Reality check: Should you eat the seed of an avocado?
A viral video posted to Facebook earlier this month shows how to pulverize the seed of an avocado into a powder usable in smoothies or shakes.
The video, which had over 26 million views as of March 19, claims the seed is the most “nutrient-dense part of the fruit” and recommends people eat it instead of throwing it away.
Other health blogs claim the seed contains nutrients that can help fight cancer cells.
But some people, including the California Avocado Commission, say you shouldn’t eat the pit avocado.
“The seed of an avocado contains elements that are not intended for human consumption,” reads a statement on its website.
So the question remains: what, if any, are the actual health benefits (or pitfalls) of eating an avocado seed?
The science on what exactly is in avocado seeds is scarce.
Health Canada only lists the nutritional value of the pulp of the fruit on its website.
The George Mateljan Foundation for the World’s Healthiest Foods said that “research on avocado shows that the greatest phytonutrient concentrations occur in portions of the food that we do not typically eat, namely, the peel and the seed,” but doesn’t list the specific nutritional contents of the seed.
Registered holistic nutritionist Ciara Foy says that the seed of the fruit does contain high amounts of soluble fibre and anti-oxidants – in amounts higher than any other vegetable.

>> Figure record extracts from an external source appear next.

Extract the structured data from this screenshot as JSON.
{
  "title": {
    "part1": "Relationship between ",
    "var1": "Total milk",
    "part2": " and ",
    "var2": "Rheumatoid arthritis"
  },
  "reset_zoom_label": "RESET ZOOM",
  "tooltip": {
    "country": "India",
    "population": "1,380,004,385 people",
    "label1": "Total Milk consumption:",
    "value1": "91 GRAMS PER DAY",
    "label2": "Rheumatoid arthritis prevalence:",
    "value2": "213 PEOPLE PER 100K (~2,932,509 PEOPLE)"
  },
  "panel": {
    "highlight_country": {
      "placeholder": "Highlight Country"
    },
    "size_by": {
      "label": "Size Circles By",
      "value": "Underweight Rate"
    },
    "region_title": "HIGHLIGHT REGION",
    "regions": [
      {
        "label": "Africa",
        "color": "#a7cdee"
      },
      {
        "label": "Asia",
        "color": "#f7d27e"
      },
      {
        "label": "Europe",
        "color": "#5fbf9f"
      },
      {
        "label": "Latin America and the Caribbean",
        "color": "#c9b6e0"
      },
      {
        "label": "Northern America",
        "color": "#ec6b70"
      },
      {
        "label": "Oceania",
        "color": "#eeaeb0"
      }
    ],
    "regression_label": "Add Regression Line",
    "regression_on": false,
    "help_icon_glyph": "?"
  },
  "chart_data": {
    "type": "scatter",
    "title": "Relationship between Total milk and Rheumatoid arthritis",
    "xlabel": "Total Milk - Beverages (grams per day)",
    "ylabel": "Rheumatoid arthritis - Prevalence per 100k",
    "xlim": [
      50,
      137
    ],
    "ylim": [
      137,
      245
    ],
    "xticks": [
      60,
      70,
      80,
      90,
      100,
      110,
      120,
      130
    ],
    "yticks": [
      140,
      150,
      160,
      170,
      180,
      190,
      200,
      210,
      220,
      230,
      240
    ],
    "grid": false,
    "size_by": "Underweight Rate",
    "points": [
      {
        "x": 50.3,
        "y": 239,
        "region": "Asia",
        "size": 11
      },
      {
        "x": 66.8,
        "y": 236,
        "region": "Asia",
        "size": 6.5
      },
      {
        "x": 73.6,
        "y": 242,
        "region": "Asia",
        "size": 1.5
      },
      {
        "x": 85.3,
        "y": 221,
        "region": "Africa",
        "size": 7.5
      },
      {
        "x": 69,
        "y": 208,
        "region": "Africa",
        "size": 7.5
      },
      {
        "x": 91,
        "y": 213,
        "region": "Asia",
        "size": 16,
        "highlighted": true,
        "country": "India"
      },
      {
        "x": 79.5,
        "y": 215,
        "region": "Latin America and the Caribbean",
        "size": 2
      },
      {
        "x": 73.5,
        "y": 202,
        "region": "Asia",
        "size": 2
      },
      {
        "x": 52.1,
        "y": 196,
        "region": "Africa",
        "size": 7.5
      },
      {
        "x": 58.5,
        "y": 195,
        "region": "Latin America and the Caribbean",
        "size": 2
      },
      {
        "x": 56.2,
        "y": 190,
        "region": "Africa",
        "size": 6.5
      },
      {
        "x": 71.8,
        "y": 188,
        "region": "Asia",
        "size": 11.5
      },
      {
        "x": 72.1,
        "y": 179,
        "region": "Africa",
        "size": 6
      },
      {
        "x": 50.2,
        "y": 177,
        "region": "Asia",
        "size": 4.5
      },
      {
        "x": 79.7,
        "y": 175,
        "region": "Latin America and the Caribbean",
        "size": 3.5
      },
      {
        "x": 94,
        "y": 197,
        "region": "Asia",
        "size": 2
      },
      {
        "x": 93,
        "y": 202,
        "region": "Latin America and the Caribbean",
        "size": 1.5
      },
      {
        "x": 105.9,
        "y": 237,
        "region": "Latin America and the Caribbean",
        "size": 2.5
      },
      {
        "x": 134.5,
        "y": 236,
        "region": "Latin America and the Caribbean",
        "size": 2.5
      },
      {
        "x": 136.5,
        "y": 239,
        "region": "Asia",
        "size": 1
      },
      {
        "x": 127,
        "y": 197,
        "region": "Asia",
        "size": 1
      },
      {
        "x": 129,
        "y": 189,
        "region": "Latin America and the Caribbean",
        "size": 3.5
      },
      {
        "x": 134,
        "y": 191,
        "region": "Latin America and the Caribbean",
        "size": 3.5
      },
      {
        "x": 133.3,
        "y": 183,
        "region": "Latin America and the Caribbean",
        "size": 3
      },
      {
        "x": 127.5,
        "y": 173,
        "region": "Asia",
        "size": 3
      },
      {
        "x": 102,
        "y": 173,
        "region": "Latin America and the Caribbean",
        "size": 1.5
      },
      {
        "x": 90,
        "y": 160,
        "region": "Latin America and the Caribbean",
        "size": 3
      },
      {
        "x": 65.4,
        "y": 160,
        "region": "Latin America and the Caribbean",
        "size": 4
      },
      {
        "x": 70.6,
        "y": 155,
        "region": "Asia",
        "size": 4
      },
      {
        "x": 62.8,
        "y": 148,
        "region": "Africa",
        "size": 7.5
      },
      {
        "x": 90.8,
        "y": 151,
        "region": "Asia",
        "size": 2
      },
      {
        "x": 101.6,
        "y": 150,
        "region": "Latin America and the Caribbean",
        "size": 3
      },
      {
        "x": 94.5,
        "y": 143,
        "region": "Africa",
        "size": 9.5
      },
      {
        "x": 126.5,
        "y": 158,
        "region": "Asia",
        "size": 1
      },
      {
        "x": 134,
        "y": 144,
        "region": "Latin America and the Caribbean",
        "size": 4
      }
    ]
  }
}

Those can help control your blood sugar or reduce inflammation respectively, she told Global News.
But she also warned while there’s been data which showed people have been eating this part of the fruit historically, there haven’t been a lot of studies done on the effects of eating the seeds.
“It’s one of those things that comes from the fact that indigenous cultures [ate] it,” she said. “Then they start to research it. It’s not a typical thing to eat.”

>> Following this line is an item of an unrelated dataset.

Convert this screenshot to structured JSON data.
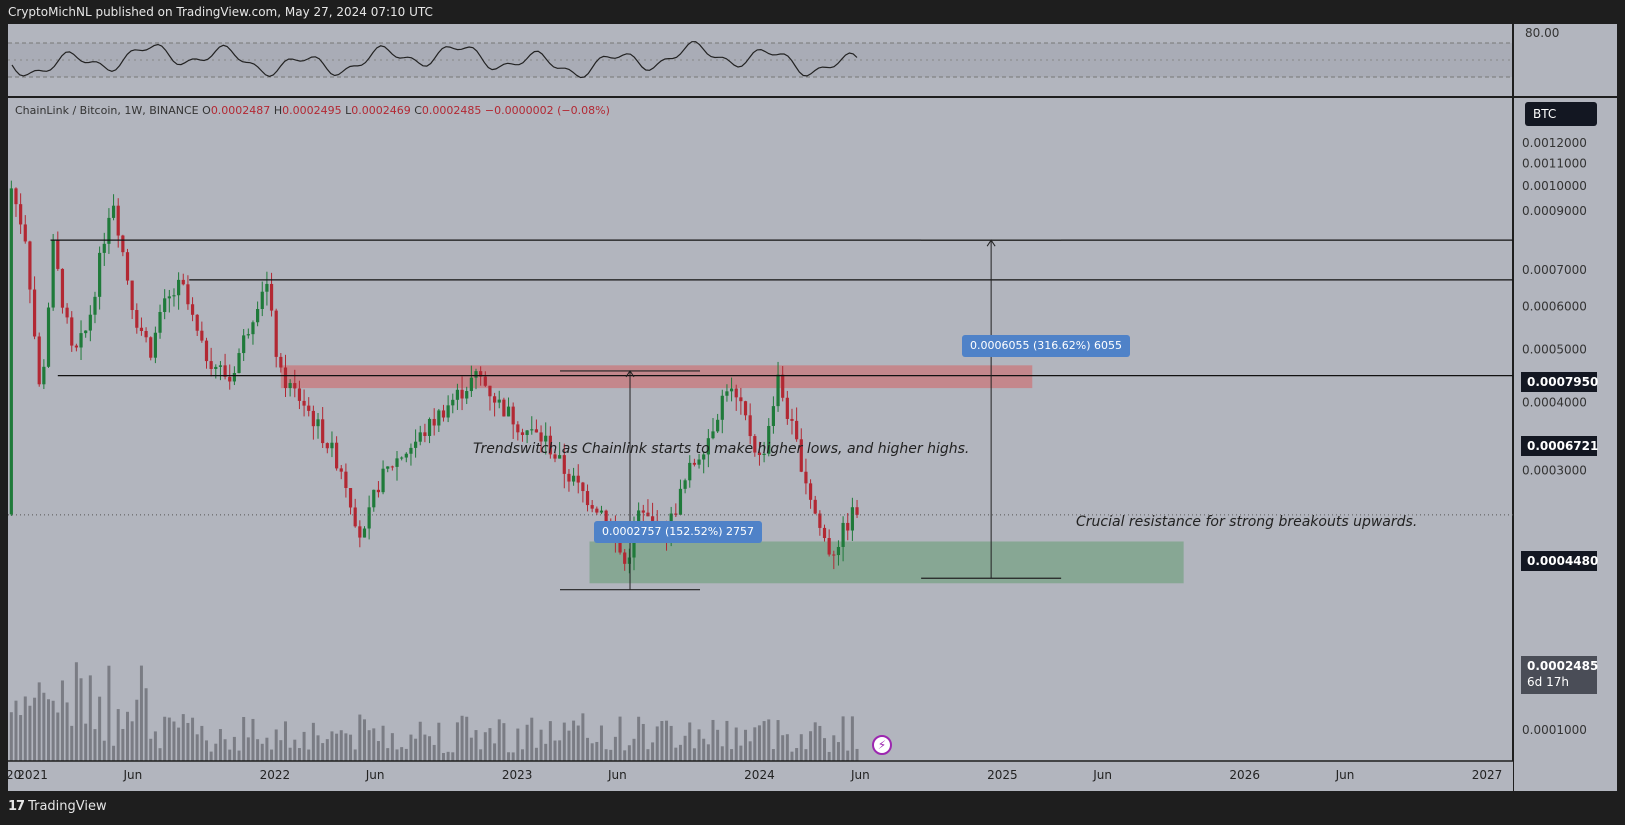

“Even when I went to school (which was in 2004), there was no discussion of eating the avocado seed.”
She said one study from 2013 showed that the seed had a positive effect on fighting leukemia cells, but there hasn’t been any testing or studies involving humans.
As for the claim that the seed contains “elements not fit for human consumption?”

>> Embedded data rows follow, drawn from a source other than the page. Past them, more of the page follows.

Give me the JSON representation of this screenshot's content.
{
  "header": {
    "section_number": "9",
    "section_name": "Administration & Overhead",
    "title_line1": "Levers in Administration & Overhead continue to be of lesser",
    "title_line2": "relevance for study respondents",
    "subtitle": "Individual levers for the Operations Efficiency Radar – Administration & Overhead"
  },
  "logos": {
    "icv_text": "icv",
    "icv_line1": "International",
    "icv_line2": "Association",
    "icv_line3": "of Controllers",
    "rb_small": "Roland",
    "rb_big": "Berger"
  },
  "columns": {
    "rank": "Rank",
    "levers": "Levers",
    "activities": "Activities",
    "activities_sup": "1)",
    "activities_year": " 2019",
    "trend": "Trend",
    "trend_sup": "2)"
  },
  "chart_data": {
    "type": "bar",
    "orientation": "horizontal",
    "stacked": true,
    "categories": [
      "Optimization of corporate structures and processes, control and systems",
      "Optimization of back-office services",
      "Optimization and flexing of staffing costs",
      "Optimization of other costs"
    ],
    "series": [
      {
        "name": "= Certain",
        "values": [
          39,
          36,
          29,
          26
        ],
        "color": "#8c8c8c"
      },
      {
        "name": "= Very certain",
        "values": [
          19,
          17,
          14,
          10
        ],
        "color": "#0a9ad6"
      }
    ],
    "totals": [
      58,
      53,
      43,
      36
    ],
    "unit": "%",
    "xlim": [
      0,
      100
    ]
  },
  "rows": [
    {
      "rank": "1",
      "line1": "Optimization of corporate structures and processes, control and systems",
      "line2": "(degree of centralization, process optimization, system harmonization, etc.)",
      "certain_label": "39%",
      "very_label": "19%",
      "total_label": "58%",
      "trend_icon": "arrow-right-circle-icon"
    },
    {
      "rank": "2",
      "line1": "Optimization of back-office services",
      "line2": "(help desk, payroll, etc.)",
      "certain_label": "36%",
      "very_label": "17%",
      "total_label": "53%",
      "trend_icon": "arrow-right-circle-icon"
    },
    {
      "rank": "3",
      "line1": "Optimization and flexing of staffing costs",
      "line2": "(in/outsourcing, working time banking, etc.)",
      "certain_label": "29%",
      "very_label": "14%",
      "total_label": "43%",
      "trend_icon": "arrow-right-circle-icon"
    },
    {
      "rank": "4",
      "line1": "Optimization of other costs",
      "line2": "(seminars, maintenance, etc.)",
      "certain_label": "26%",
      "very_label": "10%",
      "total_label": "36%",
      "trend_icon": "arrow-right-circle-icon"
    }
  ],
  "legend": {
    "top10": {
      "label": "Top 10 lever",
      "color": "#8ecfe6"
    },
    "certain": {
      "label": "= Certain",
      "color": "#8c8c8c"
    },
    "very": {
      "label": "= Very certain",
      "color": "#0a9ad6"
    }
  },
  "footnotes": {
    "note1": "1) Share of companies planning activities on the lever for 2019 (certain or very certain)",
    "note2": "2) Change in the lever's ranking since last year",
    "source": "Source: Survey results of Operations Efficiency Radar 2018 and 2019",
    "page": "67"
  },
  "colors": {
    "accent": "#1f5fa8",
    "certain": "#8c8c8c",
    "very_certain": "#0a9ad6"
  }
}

“All plants have natural ‘toxins’ that protect it from being eaten/destroyed. In large quantities these can be detrimental to humans,” she explained.
“But we are talking very large amounts … In small amounts, [it’s] beneficial, but should not be eaten in large quantities.”
It also has a bitter taste, she said.
So as it stands right now, “there’s nothing different about an avocado seed [from any other vegetable] that’s going to make me eat it despite the taste,” Foy said.
And there’s plenty other fruits and vegetables with the same type of nutrients, even if it’s not in the such high quantities.
“I think it’s a bit trendy … so it’s not something I’m going to recommend that much.”
Other experts agree.
Dietitians contacted wouldn’t comment on the issue because it’s not clear where the buzz is coming from.
“It’s difficult to make health statements when one doesn’t even have solid information regarding the nutritional profile of avocado seeds,” one dietician told Global News by email.
“There is a body of evidence exploring potential health benefits in extracts of the avocado seed, but these potential benefits versus risks of eating the avocado seed are not well fleshed out,” Marisa Moore, RDN, MPH, an Atlanta-based nutritionist told Health Magazine.